Four Trajectories That Will Determine Whether Folsz’s Research Changes Anything Beyond Academia
Recognition is not impact. Three APSA awards open doors — but which doors Folsz’s research actually walks through over the next five years will determine whether her work reshapes how governments and institutions respond to democratic erosion, or simply advances her career while the erosion continues.
| Scenario | Likelihood | Impact Level | Key Dependency |
|---|---|---|---|
| Research feeds EU democratic conditionality reforms | Moderate-High | High | EU Commission policy uptake |
| Findings reshape U.S. democracy-promotion programming | Moderate | Medium-High | USAID/NED institutional receptivity |
| Academic impact only — citations grow, policy unchanged | Moderate | Low | Institutional inertia in donor community |
| Research sparks new comparative datasets adopted globally | Lower but possible | Very High | Collaboration with V-Dem, Freedom House |
Here are the four concrete scenarios that will play out:
- The policy pipeline opens wide: The triple APSA recognition, combined with Stanford CDDRL’s direct access to U.S. foreign policy circles, positions Folsz’s work to directly inform how institutions like the NED and Freedom House recalibrate their democracy-resilience programming. If her research identifies specific institutional variables that predict resistance to backsliding, that is immediately actionable. The probability of this scenario improves significantly if her findings translate into policy briefs circulated before the next major EU or U.S. democracy summit.
- European democratic conditionality gets sharper tools: The EU has been struggling for years to operationalize its democratic conditionality mechanisms — the Article 7 procedure is widely regarded as politically paralyzed, and the Rule of Law Framework has been inconsistently applied. Rigorous empirical research on autocratization mechanisms could give Brussels the evidentiary foundation to build more precise, legally defensible conditionality triggers. This matters urgently for candidate states and for monitoring existing members.

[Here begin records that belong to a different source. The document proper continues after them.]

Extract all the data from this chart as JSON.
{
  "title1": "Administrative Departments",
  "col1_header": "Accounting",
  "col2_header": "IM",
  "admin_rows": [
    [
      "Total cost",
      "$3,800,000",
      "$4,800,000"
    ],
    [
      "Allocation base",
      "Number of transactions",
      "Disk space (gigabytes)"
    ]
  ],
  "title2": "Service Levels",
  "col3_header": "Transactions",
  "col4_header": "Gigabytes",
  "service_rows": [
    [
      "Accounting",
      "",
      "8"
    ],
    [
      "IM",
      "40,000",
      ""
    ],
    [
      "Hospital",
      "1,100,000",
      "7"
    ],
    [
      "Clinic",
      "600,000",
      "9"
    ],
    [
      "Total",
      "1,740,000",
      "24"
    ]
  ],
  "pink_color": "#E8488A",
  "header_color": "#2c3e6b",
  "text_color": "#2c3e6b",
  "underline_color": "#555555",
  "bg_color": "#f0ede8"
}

- A new wave of early-career scholars builds on this foundation: Perhaps the most durable impact of Folsz’s recognition is the signal it sends to graduate students and junior researchers currently deciding what to work on. Three APSA awards to an early-career scholar in this subfield tells a generation of political scientists that autocratization research is where the discipline’s energy and resources are going. The compounding effect of that signal on what gets studied over the next decade is hard to overstate.

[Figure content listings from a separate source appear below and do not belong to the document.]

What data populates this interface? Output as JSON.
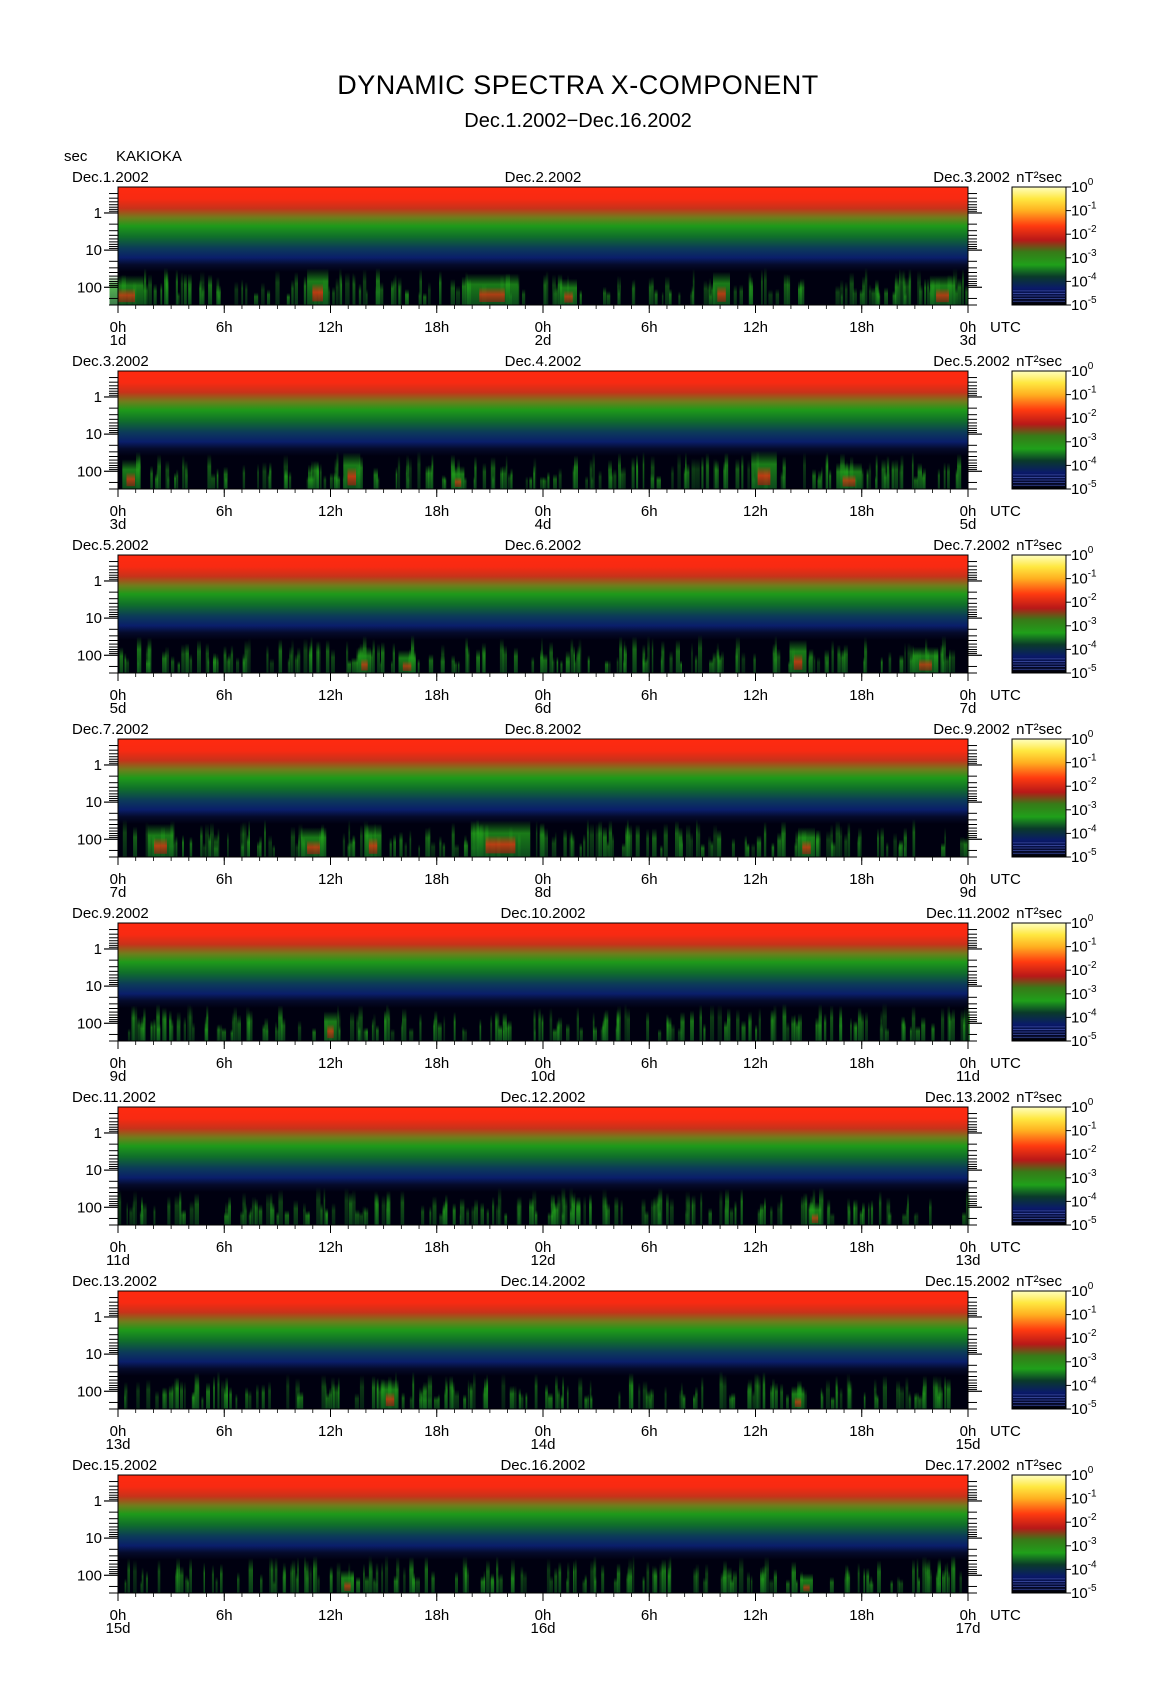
{
  "header": {
    "title": "DYNAMIC SPECTRA X-COMPONENT",
    "subtitle": "Dec.1.2002−Dec.16.2002",
    "y_unit": "sec",
    "station": "KAKIOKA"
  },
  "chart_data": {
    "type": "heatmap",
    "title": "DYNAMIC SPECTRA X-COMPONENT",
    "subtitle": "Dec.1.2002−Dec.16.2002",
    "station": "KAKIOKA",
    "ylabel": "sec",
    "xlabel": "UTC",
    "y_ticks": [
      "1",
      "10",
      "100"
    ],
    "y_scale": "log",
    "x_ticks": [
      "0h",
      "6h",
      "12h",
      "18h",
      "0h",
      "6h",
      "12h",
      "18h",
      "0h"
    ],
    "colorbar": {
      "unit": "nT²sec",
      "base": "10",
      "exponents": [
        "0",
        "-1",
        "-2",
        "-3",
        "-4",
        "-5"
      ],
      "scale": "log"
    },
    "colors": {
      "high": "#ff2a10",
      "mid": "#1f9a1a",
      "low": "#0a1760",
      "background": "#000010"
    },
    "panels": [
      {
        "left_date": "Dec.1.2002",
        "mid_date": "Dec.2.2002",
        "right_date": "Dec.3.2002",
        "day_labels": [
          "1d",
          "2d",
          "3d"
        ],
        "events": [
          [
            0.01,
            0.04,
            0.7
          ],
          [
            0.235,
            0.025,
            0.9
          ],
          [
            0.44,
            0.06,
            0.75
          ],
          [
            0.53,
            0.02,
            0.6
          ],
          [
            0.71,
            0.02,
            0.8
          ],
          [
            0.97,
            0.03,
            0.7
          ]
        ]
      },
      {
        "left_date": "Dec.3.2002",
        "mid_date": "Dec.4.2002",
        "right_date": "Dec.5.2002",
        "day_labels": [
          "3d",
          "4d",
          "5d"
        ],
        "events": [
          [
            0.015,
            0.02,
            0.7
          ],
          [
            0.275,
            0.02,
            0.9
          ],
          [
            0.4,
            0.015,
            0.5
          ],
          [
            0.76,
            0.03,
            0.95
          ],
          [
            0.86,
            0.03,
            0.6
          ]
        ]
      },
      {
        "left_date": "Dec.5.2002",
        "mid_date": "Dec.6.2002",
        "right_date": "Dec.7.2002",
        "day_labels": [
          "5d",
          "6d",
          "7d"
        ],
        "events": [
          [
            0.29,
            0.015,
            0.6
          ],
          [
            0.34,
            0.02,
            0.5
          ],
          [
            0.8,
            0.02,
            0.8
          ],
          [
            0.95,
            0.03,
            0.6
          ]
        ]
      },
      {
        "left_date": "Dec.7.2002",
        "mid_date": "Dec.8.2002",
        "right_date": "Dec.9.2002",
        "day_labels": [
          "7d",
          "8d",
          "9d"
        ],
        "events": [
          [
            0.05,
            0.03,
            0.8
          ],
          [
            0.23,
            0.03,
            0.7
          ],
          [
            0.3,
            0.02,
            0.8
          ],
          [
            0.45,
            0.07,
            0.9
          ],
          [
            0.81,
            0.02,
            0.7
          ]
        ]
      },
      {
        "left_date": "Dec.9.2002",
        "mid_date": "Dec.10.2002",
        "right_date": "Dec.11.2002",
        "day_labels": [
          "9d",
          "10d",
          "11d"
        ],
        "events": [
          [
            0.25,
            0.015,
            0.7
          ]
        ]
      },
      {
        "left_date": "Dec.11.2002",
        "mid_date": "Dec.12.2002",
        "right_date": "Dec.13.2002",
        "day_labels": [
          "11d",
          "12d",
          "13d"
        ],
        "events": [
          [
            0.82,
            0.015,
            0.5
          ]
        ]
      },
      {
        "left_date": "Dec.13.2002",
        "mid_date": "Dec.14.2002",
        "right_date": "Dec.15.2002",
        "day_labels": [
          "13d",
          "14d",
          "15d"
        ],
        "events": [
          [
            0.32,
            0.02,
            0.7
          ],
          [
            0.8,
            0.015,
            0.5
          ]
        ]
      },
      {
        "left_date": "Dec.15.2002",
        "mid_date": "Dec.16.2002",
        "right_date": "Dec.17.2002",
        "day_labels": [
          "15d",
          "16d",
          "17d"
        ],
        "events": [
          [
            0.27,
            0.015,
            0.5
          ],
          [
            0.81,
            0.015,
            0.4
          ]
        ]
      }
    ]
  }
}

- The research collides with political headwinds and stalls: This scenario deserves honest acknowledgment. Democracy-promotion budgets in the United States are under direct political pressure. USAID has faced severe cuts. The political will to fund and act on autocratization research is not guaranteed by the quality of the scholarship. If the institutions that should be translating findings into policy are themselves weakened or politically redirected, the gap between what scholars know and what governments do will widen regardless of how many APSA awards accumulate.
For readers tracking how European security architecture intersects with democratic resilience, it is worth noting that forums like PRIO’s European Security Week are increasingly treating democratic backsliding not as a soft governance issue but as a hard security threat — precisely the kind of conceptual shift that research like Folsz’s makes possible. For ongoing analysis of the institutional dimensions of these debates, our EU political news coverage tracks the policy consequences in real time.
Three awards at a single APSA meeting. The political science community does not hand those out carelessly. What it is really saying is that the question Hanna Folsz has spent her career on — how do democracies die quietly, legally, from the inside — is the question of this political moment. The more important question now is whether the institutions that need the answers are still capable of acting on them.